Listening to: "Happy Colored Music" - Ween
Feeling: wretched
I've come to realize that I cannot feel anything without attatching something that makes me feel that way. What is love without something to love? What is hate without something to despise? What is to laugh without something humorous?
If we are alone, which lately I feel that I am without a doubt, how can we feel anything? How can we know what touch is without something we feel? I feel numb. I feel dead to the world. I feel as though my existence has been slowly draining the life from me and now I'm running out of energy to fend it off. I feel as though the more people I meet, the less I really know. The more things I touch the less I really feel. I have come to the realization that there is no one left that is worth caring about, not even myself. We all shit, and we all get shit on. That seems to be the way the cold, godless world has decided life should be. The more time that I waste, the more I realize that I am the waste of time. The more alive I feel, only reminds me of how much I am dying. Maybe death longs for me. Another gift to the ground, another decaying substance.

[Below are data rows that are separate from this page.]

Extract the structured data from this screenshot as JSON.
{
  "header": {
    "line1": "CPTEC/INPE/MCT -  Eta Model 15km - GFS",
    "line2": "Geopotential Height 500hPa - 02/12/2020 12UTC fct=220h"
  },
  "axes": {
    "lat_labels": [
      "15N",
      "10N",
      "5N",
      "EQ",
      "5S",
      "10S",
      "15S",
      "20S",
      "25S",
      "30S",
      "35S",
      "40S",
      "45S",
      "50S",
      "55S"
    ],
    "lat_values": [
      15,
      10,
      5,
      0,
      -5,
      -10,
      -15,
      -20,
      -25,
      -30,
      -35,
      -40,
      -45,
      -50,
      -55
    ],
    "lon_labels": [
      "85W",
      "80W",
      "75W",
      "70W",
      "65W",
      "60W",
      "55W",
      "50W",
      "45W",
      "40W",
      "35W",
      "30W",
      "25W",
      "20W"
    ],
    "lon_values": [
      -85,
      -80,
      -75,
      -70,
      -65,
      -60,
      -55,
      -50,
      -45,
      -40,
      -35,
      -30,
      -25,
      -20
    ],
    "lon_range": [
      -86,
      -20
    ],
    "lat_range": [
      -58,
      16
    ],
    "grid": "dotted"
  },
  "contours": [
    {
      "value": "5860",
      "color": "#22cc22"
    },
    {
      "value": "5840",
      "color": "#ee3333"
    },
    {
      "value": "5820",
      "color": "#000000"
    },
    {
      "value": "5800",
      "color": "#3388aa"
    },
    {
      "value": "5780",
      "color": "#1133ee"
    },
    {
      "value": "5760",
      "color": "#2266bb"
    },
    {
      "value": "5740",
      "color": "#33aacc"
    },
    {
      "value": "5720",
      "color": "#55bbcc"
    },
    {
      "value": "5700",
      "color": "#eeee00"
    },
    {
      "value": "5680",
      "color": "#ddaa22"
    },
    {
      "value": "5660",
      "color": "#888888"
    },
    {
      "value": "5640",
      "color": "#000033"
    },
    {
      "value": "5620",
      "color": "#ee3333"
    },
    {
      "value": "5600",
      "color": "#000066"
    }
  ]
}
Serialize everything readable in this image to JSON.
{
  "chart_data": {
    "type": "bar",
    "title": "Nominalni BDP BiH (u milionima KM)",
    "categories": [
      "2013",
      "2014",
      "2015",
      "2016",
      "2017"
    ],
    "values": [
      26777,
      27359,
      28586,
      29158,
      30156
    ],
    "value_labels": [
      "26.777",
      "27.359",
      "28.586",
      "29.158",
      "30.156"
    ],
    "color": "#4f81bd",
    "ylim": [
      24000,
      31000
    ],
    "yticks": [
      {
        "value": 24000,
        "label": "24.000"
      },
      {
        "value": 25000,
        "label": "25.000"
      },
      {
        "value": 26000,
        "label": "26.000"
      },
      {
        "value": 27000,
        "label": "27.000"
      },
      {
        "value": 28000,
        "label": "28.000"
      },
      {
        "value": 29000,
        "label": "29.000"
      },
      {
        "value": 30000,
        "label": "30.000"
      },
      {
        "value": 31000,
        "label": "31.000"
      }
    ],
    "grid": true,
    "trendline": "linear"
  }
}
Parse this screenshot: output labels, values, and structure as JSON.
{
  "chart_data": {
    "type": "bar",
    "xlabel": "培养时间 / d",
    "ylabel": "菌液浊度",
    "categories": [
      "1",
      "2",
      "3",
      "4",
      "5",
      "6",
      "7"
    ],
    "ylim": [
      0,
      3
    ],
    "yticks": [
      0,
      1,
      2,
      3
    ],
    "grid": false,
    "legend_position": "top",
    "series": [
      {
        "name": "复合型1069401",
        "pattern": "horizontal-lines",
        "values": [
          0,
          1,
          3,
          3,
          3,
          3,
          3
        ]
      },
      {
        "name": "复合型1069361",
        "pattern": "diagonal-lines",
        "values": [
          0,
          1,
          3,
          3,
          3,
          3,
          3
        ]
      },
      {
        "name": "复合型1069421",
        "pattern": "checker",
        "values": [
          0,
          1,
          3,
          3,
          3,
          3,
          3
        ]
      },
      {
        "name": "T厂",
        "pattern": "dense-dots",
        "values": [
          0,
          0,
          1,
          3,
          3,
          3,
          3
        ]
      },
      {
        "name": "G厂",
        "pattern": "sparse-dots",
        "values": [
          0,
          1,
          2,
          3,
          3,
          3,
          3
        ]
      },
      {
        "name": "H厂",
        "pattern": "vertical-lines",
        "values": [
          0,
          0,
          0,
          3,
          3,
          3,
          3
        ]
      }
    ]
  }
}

Isn't that what we all are? We are dying from the day we are born. Our life is just the clock counting down to the day when we will be dead again. We all seem to be trash in the same garbage heap, waiting to be decomposed. We cling to eachother like parasites, in some delusion that our binding would pass us to immortality. We all want to keep on existing, keep on feeding on the planet that we are slowly destroying. We try our best to demolish whatever small plot of earth we can. We try to take in as much as we can, feeding on the death of our world. It makes me sad to know that as much as I hold on to what I have now, as much as I earn, as muc has I take from everything, I am actually killing the only things that cling to. Slowly, we drain whatever we can until we die and can no longer suck life from our environment. Is that the meaning of life? To consume as much as we can before we are ourselves consumed.
Maybe we are already dead. Maybe our consumption, our love of feeding, is just an illusion. Maybe the dellusion of meaning that we have all bought into is just our dreams in our eternal sleep. Maybe what we see, what we think we know is just an echo of the life we've already lived. Maybe our true bodies are lying somewhere decaying, being consumed, while we dream that what we do actually matters. Maybe this is heaven, maybe this is hell. Maybe its neither. Maybe we used to be Gods and now our dreams are just reflecting our forgotten powers through our nearly braindead skulls. Maybe we are just waiting for our energy to deplete before we actually cease to exist.
Or maybe I'm full of drunk and full of shit. Maybe I don't even know when I'm bullshitting anymore. Maybe nothing matters. Maybe no one cares. Maybe I shouldn't.